The domestic job market has not rebounded significantly after 27 months of economic recovery. That fact concerns economists. Private nonfarm jobs are tracking 8.3 million workers below the profile of the typical hiring cycle, says Morgan Stanley.

Roach says outsourcing "should not be minimized as a contributor to America's jobless recovery."

Scapegoating

Yet a new study sponsored by the Information Technology Association of America says offshoring created 90,000 net new jobs at home last year. That study, prepared by Global Insight, says the trend should result in 317,000 net new jobs by 2008.

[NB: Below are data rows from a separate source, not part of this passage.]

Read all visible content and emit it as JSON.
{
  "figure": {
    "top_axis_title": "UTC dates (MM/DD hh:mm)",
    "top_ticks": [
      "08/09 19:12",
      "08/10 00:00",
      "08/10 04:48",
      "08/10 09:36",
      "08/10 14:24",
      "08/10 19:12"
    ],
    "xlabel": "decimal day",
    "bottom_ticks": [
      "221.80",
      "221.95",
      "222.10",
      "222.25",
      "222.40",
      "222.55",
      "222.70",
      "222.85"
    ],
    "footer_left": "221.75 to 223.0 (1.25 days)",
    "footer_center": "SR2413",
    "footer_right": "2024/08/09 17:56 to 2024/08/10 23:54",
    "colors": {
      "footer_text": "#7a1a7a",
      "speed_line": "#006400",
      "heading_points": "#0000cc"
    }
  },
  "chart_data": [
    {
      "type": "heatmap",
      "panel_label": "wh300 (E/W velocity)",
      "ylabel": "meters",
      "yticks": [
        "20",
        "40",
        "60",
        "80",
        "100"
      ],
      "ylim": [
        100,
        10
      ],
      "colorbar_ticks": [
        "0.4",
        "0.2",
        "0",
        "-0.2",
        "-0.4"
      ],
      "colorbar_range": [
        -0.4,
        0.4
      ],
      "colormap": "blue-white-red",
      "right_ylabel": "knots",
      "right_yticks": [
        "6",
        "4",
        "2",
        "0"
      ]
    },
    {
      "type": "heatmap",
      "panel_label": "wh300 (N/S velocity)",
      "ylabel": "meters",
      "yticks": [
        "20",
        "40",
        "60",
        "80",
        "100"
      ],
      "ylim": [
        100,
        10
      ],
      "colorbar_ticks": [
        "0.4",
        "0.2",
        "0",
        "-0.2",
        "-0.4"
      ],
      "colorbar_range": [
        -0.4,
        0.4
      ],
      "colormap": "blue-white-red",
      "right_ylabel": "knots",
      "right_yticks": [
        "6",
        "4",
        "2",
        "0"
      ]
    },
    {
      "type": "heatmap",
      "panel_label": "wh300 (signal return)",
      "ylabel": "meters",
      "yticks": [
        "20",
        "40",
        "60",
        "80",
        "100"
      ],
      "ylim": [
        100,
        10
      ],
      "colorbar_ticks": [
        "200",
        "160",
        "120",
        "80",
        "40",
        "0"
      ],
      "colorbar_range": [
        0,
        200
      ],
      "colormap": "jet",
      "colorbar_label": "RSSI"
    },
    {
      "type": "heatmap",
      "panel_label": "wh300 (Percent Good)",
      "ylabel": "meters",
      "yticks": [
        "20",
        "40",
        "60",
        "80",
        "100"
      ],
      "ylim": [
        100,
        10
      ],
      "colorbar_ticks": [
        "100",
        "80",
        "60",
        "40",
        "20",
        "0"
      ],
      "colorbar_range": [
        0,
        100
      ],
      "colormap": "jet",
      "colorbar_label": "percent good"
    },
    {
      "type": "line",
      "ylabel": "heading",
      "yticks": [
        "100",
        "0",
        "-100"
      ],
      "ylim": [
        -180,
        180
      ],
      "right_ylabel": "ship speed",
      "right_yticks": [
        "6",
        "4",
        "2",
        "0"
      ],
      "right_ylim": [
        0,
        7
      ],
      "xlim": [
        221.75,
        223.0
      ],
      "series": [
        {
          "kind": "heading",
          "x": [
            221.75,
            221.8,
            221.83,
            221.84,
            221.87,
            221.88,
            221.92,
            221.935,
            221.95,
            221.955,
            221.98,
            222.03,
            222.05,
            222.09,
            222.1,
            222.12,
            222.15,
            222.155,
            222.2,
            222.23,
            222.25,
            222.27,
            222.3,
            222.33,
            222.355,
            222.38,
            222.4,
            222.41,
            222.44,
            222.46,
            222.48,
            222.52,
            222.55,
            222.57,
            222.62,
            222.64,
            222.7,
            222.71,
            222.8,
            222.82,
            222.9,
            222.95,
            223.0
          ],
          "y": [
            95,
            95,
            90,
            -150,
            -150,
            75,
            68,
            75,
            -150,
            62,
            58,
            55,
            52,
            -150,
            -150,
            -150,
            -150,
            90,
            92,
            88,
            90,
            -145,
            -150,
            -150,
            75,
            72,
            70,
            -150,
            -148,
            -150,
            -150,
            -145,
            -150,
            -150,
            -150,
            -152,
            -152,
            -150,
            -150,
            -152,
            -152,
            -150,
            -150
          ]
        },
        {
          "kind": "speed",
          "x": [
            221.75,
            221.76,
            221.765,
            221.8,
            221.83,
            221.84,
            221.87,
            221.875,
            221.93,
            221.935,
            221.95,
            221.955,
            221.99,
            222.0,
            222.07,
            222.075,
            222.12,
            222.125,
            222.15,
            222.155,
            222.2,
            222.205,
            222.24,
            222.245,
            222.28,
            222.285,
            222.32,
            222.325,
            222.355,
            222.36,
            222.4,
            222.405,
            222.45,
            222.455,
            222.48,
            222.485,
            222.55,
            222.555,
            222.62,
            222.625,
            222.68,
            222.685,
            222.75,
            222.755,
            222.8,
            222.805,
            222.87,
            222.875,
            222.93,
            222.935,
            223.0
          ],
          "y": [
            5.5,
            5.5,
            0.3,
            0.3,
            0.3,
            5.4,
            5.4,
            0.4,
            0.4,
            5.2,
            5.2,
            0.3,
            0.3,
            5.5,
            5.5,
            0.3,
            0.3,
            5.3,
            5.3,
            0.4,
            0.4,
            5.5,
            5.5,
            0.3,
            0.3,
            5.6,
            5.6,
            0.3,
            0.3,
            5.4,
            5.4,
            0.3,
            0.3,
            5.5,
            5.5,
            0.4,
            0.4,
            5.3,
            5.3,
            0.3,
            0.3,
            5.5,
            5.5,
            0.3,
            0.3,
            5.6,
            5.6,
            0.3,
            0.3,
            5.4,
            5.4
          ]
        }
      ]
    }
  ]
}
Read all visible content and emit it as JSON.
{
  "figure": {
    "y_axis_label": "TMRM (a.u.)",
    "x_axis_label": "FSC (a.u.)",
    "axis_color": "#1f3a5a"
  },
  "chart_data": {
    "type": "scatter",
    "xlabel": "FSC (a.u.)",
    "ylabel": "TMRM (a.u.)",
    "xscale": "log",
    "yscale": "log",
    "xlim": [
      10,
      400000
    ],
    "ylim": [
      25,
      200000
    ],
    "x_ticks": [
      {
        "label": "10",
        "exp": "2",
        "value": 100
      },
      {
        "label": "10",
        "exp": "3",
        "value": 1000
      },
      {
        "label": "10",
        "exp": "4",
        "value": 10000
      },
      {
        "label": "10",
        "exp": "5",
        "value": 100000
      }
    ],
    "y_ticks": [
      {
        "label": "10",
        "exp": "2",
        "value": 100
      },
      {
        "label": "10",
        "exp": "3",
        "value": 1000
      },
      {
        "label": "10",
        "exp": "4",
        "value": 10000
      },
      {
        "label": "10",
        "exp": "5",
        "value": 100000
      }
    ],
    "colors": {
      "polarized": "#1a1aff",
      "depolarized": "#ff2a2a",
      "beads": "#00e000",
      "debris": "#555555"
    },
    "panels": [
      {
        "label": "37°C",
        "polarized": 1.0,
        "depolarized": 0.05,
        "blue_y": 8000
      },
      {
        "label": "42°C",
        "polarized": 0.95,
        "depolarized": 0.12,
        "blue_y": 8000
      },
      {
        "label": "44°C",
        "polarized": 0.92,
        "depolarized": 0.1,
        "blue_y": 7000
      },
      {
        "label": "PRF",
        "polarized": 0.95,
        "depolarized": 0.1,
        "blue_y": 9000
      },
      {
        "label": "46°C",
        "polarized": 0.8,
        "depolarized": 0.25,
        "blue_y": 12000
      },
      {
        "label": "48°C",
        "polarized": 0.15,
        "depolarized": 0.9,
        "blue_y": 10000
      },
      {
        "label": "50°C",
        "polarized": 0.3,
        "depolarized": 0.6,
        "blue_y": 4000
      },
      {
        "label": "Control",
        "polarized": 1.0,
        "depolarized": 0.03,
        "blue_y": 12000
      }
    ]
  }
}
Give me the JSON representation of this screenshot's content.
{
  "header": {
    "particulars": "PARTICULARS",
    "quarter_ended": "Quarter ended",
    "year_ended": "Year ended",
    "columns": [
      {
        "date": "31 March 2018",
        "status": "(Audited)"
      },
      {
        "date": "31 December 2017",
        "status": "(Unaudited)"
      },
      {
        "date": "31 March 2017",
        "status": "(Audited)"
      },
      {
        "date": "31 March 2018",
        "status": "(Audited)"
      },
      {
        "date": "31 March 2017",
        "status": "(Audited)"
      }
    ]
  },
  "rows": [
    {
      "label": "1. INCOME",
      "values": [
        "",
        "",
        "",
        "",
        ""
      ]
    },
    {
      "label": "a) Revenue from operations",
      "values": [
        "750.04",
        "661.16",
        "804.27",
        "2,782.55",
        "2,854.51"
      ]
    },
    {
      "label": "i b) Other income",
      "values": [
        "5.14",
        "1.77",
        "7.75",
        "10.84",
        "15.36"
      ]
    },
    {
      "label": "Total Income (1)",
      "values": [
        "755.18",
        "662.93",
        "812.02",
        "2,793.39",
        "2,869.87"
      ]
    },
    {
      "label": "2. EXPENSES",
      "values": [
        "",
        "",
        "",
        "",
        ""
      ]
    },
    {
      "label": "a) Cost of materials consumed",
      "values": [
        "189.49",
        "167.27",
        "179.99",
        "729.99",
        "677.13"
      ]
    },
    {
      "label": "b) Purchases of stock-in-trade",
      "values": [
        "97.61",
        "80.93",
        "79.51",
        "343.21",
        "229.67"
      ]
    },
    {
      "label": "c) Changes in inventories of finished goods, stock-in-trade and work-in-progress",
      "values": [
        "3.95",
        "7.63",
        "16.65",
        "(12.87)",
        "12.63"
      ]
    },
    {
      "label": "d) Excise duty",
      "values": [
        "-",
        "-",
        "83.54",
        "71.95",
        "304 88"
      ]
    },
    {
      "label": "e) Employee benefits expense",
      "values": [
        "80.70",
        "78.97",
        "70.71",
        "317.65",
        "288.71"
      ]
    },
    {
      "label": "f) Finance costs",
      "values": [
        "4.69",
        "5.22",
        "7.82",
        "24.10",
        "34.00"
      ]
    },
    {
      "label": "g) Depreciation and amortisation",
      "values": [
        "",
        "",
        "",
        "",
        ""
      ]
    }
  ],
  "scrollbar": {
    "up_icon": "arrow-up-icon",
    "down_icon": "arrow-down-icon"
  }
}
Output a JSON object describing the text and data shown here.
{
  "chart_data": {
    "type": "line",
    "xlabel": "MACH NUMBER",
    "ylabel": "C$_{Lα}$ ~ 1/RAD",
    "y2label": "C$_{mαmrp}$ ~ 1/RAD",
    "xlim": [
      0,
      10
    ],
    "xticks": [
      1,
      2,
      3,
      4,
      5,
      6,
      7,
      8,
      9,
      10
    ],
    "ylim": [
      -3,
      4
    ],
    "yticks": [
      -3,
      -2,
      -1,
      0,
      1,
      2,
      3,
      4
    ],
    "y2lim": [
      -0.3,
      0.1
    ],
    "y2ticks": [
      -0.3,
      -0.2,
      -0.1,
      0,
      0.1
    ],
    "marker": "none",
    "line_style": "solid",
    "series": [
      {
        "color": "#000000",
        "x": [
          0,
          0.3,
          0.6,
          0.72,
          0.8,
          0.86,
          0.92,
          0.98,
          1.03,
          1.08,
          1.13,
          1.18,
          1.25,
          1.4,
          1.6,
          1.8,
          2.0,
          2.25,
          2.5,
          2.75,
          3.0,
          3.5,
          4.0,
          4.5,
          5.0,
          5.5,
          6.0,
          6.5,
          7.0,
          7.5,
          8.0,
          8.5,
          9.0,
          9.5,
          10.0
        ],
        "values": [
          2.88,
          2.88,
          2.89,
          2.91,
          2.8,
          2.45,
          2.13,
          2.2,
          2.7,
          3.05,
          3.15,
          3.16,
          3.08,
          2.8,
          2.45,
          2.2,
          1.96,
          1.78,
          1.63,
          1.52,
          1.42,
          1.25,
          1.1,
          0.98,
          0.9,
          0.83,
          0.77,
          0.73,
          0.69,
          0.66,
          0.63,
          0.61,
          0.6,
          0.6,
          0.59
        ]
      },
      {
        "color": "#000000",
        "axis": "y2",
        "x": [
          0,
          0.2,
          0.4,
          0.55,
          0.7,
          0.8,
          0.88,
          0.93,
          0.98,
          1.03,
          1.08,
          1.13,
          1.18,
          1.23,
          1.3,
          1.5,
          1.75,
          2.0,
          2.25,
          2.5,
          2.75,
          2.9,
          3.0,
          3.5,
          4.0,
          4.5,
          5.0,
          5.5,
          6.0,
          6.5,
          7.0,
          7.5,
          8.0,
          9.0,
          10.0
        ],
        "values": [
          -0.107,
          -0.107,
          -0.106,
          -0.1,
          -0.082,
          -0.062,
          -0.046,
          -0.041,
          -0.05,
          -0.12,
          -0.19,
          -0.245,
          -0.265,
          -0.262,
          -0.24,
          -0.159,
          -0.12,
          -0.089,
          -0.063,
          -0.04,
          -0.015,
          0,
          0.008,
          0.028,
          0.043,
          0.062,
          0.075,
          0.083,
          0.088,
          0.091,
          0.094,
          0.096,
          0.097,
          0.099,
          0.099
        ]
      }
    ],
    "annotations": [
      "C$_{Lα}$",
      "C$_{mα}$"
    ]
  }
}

ITAA attributes the job gains to a ripple effect through the economy. American companies and consumers have benefited from the cost savings of outsourcing, resulting in new IT jobs, says Harris Miller, president of ITAA.

Politics and the media have caused some people to scapegoat offshoring for the slow jobs growth, says Miller.

"It's easier to blame foreigners, rather than looking at more abstract things like economic cycles, or the bursting of the dot-com bubble," he said. "Contrary to a lot of press and political hype, global competition and sourcing creates more jobs and better paying jobs for American workers, and it creates more IT jobs in the U.S."

Yet the U.S. branch of the Institute of Electrical and Electronics Engineers, a professional group, says the number of U.S. IT workers has declined by 8% since 2000. That group says unemployment is at an all-time high among computer scientists, systems analysts and electrical engineers.

Threatening Tech

IEEE-USA has called for limits on the outsourcing of government contracts. It also cites security concerns about sending sensitive data overseas. And the group says outsourcing may threaten the nation's technology lead in the long run.

Businesses have the right to obtain products and services wherever they see fit, says John Steadman, president of the IEEE-USA. But he says that's not the real issue.

"The issue is more around security, and taxpayers paying to benefit overseas companies or workers," he said. "We think it is reasonable to expect Congress to take steps to keep those jobs onshore."